Since 1928, it has paid to be invested in stocks during a “buy the dip” regime, which has occurred 60 times to deliver an average annualized gain of 28%. That pales in comparison to a “sell the rip” regime, which since 1928 occurred 30 times with an average annualized loss of 25%.
Luckily for investors, “buy the dip” returned to the stock market on March 23, according to Fundstrat, and that sets stocks up well for further gains.
“This is creating a positive feedback loop, in the sense that capital invested on dips will recover losses quickly. This was hardly the case in 2022, where for a 9-month period, every single dip of 2% was followed by an additional bout of selling,” Lee explained.
The return of “buy the dip” adds to Lee’s confidence that the S&P 500 will rise above its closely watched resistance level of 4,200.
“Still expecting an upside resolution towards S&P 500 4,200-plus,” Lee said, adding that the risk of the debt ceiling is binary in nature. “A binary event is weighing on market risk-appetite at a time when there is little incoming macro data. Thus, markets are stuck in the near-term. That said, we see the rational for being overweight [stocks].”

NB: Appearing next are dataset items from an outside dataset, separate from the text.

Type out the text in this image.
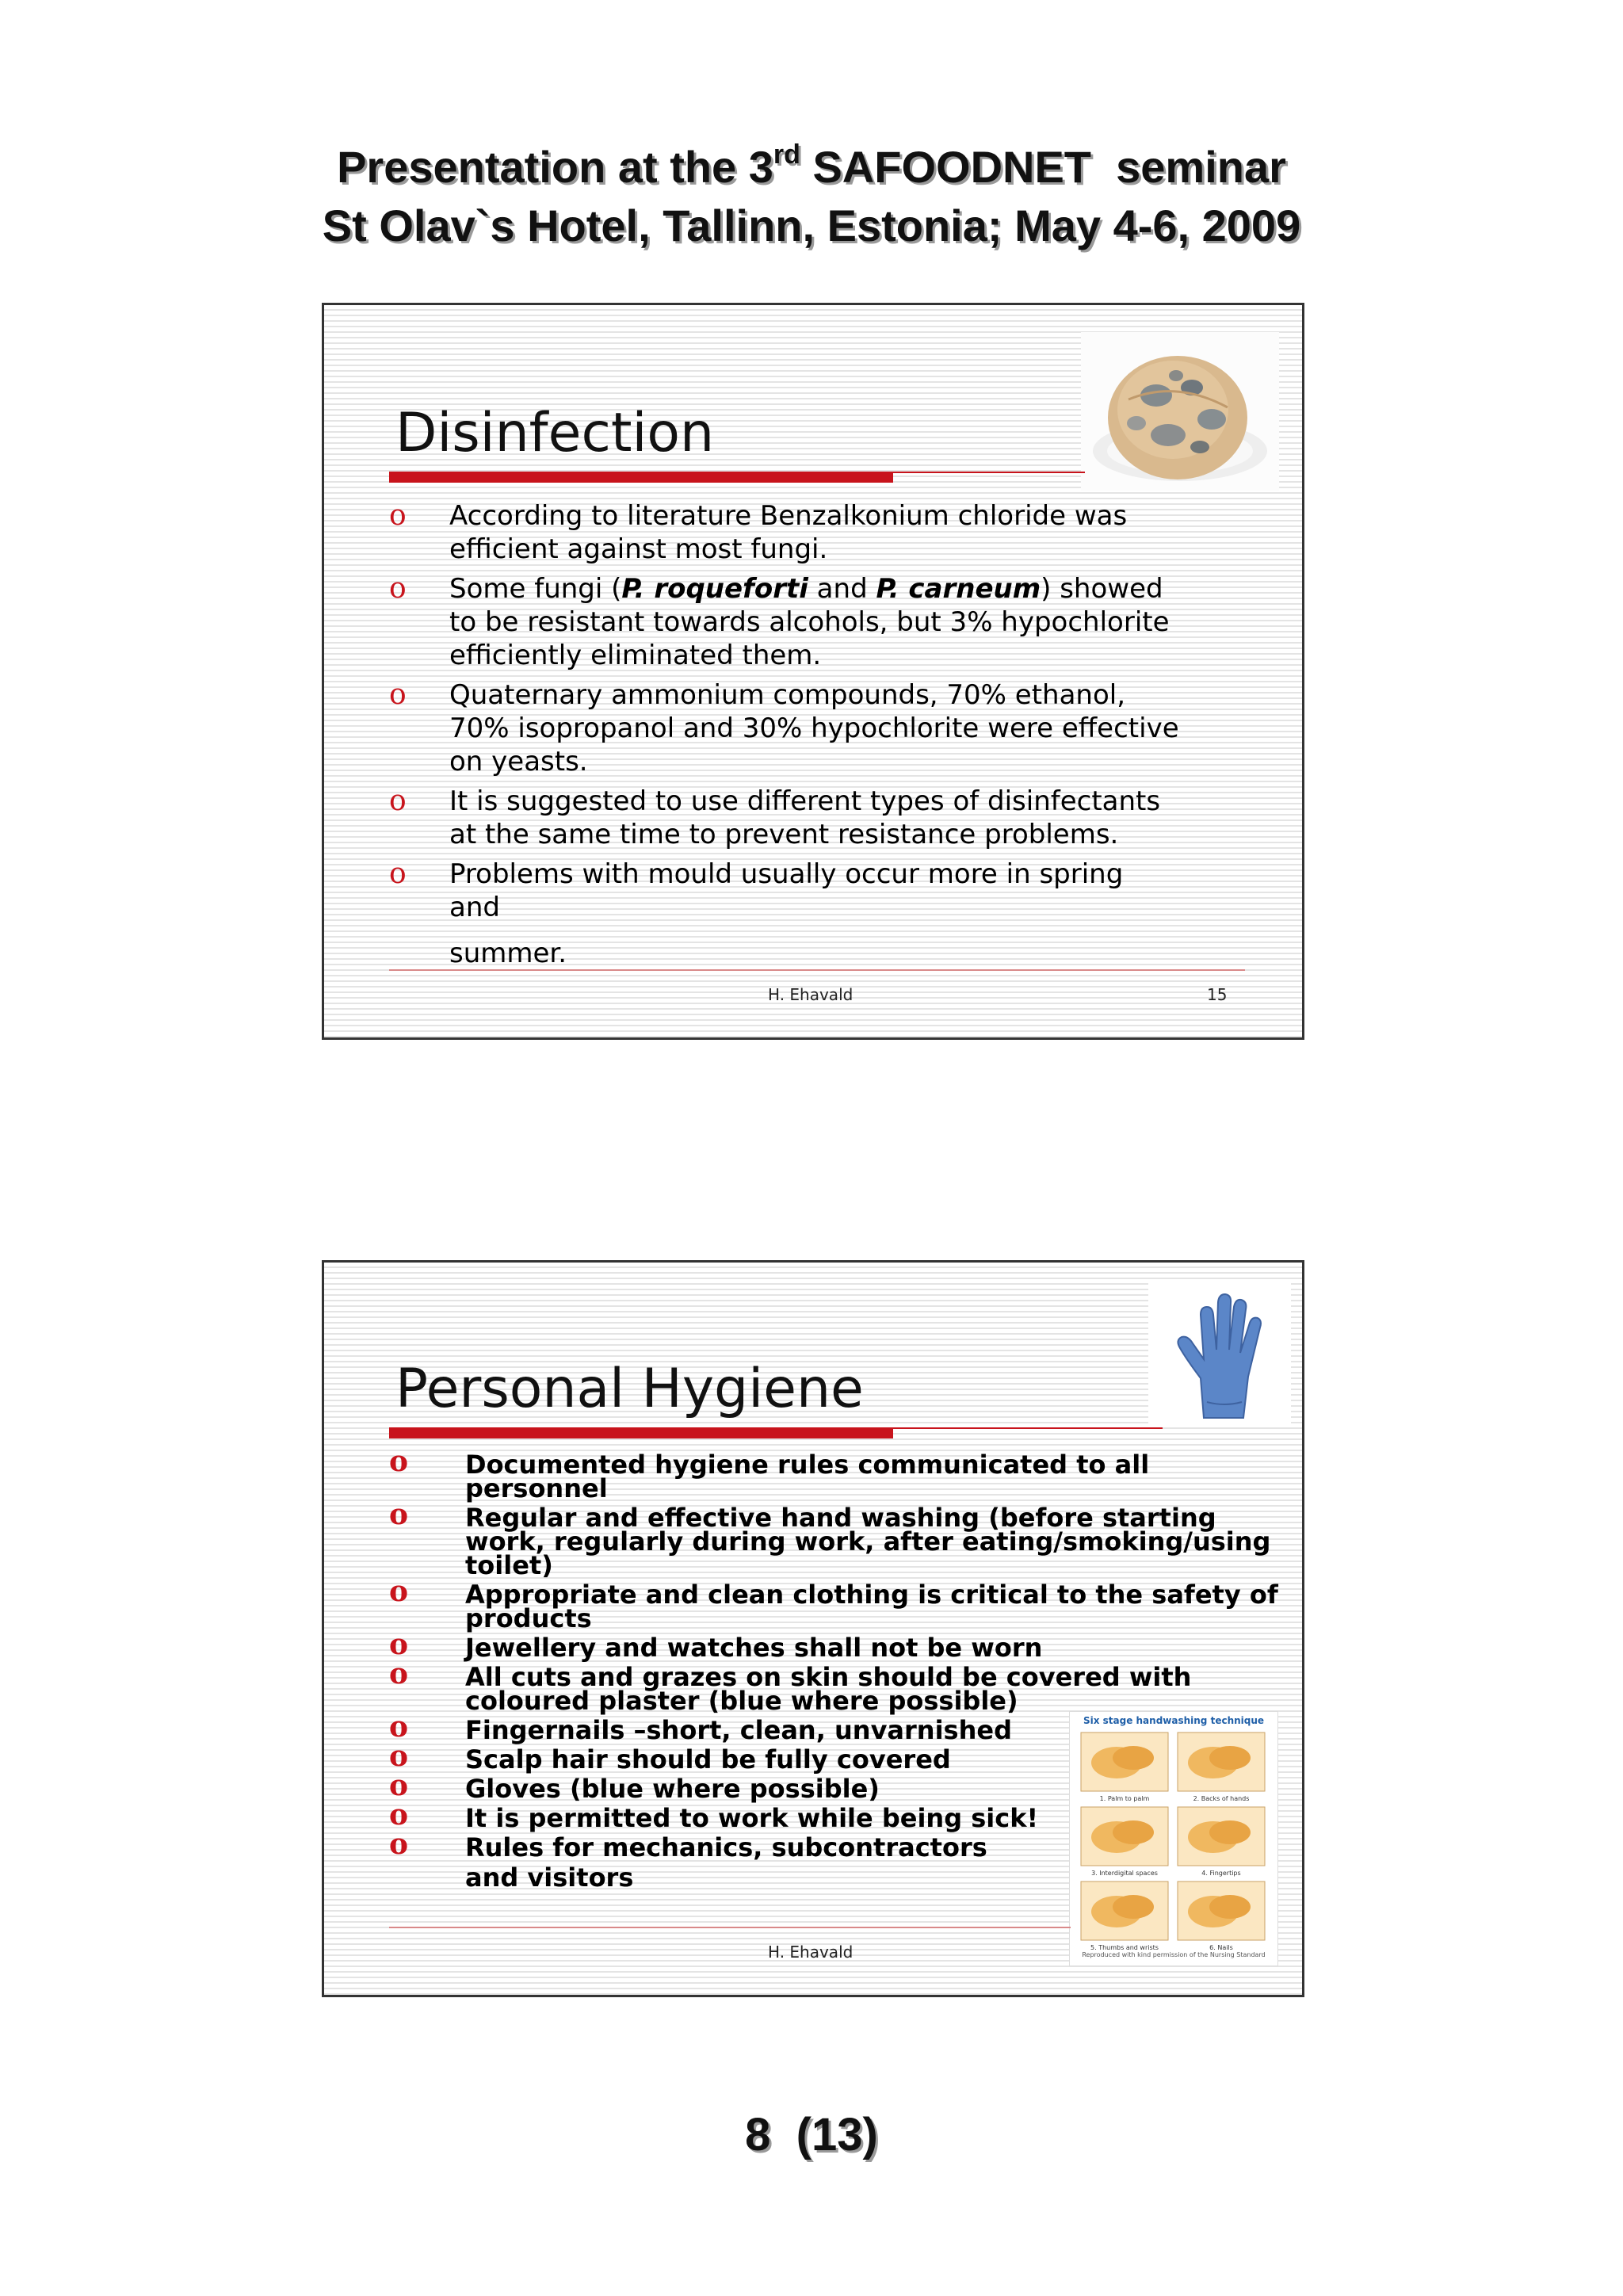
Presentation at the 3rd SAFOODNET  seminar
St Olav`s Hotel, Tallinn, Estonia; May 4-6, 2009
Disinfection
o According to literature Benzalkonium chloride was efficient against most fungi.
o Some fungi (P. roqueforti and P. carneum) showed to be resistant towards alcohols, but 3% hypochlorite efficiently eliminated them.
o Quaternary ammonium compounds, 70% ethanol, 70% isopropanol and 30% hypochlorite were effective on yeasts.
o It is suggested to use different types of disinfectants at the same time to prevent resistance problems.
o Problems with mould usually occur more in spring and
summer.
H. Ehavald	15
Personal Hygiene
o Documented hygiene rules communicated to all personnel
o Regular and effective hand washing (before starting work, regularly during work, after eating/smoking/using toilet)
o Appropriate and clean clothing is critical to the safety of products
o Jewellery and watches shall not be worn
o All cuts and grazes on skin should be covered with coloured plaster (blue where possible)
o Fingernails –short, clean, unvarnished
o Scalp hair should be fully covered
o Gloves (blue where possible)
o It is permitted to work while being sick!
o Rules for mechanics, subcontractors
and visitors
Six stage handwashing technique
1. Palm to palm	2. Backs of hands
3. Interdigital spaces	4. Fingertips
5. Thumbs and wrists	6. Nails
Reproduced with kind permission of the Nursing Standard
H. Ehavald
8  (13)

Lee highlighted that the mega-cap tech stocks have positive leverage to the growing artificial intelligence opportunity, that regional banks are poised for a tactical rally, and that the S&P 500 sports a reasonable valuation when you exclude mega-cap tech stocks.
“We simply do not see equities as that expensive, especially with Fed on a ‘pause.’ Ex-FAANG, the forward P/E is 14.8x and the most expensive stocks are staples (~20x) and utilities (17x),” Lee said.
Lee reiterated his S&P 500 year-end price target of 4,750, which represents potential upside of about 14% from current levels.